The youth rose then with a sigh, took leave of Valentine, and
reluctantly turned towards the house, all the young Mortimers following.
They were rather late for the train, so that the parting was hurried,
and poor little Gladys as she gazed after the dog-cart, while Johnnie
drove and Crayshaw looked back, felt a great aching pain at her heart,
and thought she should never forget him.

But perhaps she did.

The young Mortimers were to leave Melcombe themselves the next day, and
Valentine was to accompany them home, sleeping one night at their
father's house by way of breaking his journey, and seeing his family
before he started on his voyage.

He was left alone, and watched his guests as their receding figures were
lost among the blossoming trees. He felt strangely weak that afternoon,
but he was happy. The lightness of heart that comes of giving up some
wrong or undesirable course of action (one that he thought wrong) might
long have been his, but he had not hitherto been able to get away from
the scene of it.

To-morrow he was to depart. Oh, glad to-morrow!
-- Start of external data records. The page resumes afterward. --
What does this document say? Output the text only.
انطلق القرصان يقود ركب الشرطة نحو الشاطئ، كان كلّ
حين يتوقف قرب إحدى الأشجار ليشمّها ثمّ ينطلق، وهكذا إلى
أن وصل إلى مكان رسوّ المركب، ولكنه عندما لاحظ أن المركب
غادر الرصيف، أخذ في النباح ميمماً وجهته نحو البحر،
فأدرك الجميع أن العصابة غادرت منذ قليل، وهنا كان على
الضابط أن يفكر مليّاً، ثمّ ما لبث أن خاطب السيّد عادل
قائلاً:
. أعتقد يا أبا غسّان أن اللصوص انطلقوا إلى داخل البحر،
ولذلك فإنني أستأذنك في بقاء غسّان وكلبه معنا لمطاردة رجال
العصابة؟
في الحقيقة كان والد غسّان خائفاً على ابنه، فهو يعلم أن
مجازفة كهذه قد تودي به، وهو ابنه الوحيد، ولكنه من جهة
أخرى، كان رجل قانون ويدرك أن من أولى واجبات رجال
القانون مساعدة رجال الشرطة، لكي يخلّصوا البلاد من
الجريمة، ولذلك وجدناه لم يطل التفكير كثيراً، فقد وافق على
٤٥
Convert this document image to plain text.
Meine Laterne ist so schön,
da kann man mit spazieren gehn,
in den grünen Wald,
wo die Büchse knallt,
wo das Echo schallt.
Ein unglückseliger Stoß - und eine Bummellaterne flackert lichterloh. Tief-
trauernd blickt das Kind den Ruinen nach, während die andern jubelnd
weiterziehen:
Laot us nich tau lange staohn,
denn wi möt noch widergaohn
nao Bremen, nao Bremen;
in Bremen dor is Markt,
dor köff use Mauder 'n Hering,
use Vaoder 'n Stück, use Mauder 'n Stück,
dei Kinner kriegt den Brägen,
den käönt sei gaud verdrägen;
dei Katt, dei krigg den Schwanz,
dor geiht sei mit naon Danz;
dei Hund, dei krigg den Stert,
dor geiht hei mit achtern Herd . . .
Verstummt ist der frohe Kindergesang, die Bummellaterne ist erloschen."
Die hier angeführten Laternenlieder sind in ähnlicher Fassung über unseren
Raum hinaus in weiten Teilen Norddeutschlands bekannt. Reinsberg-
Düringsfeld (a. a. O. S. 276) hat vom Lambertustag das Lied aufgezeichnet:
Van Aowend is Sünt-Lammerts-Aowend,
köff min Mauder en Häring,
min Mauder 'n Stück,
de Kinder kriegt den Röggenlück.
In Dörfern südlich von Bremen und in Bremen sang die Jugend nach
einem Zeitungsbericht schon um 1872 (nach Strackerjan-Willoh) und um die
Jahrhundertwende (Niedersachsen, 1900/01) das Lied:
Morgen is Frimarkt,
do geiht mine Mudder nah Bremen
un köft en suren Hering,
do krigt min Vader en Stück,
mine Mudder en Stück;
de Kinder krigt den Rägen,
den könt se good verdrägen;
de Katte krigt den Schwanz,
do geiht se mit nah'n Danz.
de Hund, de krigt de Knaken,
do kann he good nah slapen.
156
He laid himself back in his seat, and looked at the blue hills, and
listened to the sweet remote voices of the children, let apple-blossoms
drop all over him, peered through great brown boughs at the empty sky,
and lost himself in a sea of thought which seemed almost as new to him
and as fathomless as that was.

Not often does a man pass his whole life before him and deliberately
criticize himself, his actions and his way.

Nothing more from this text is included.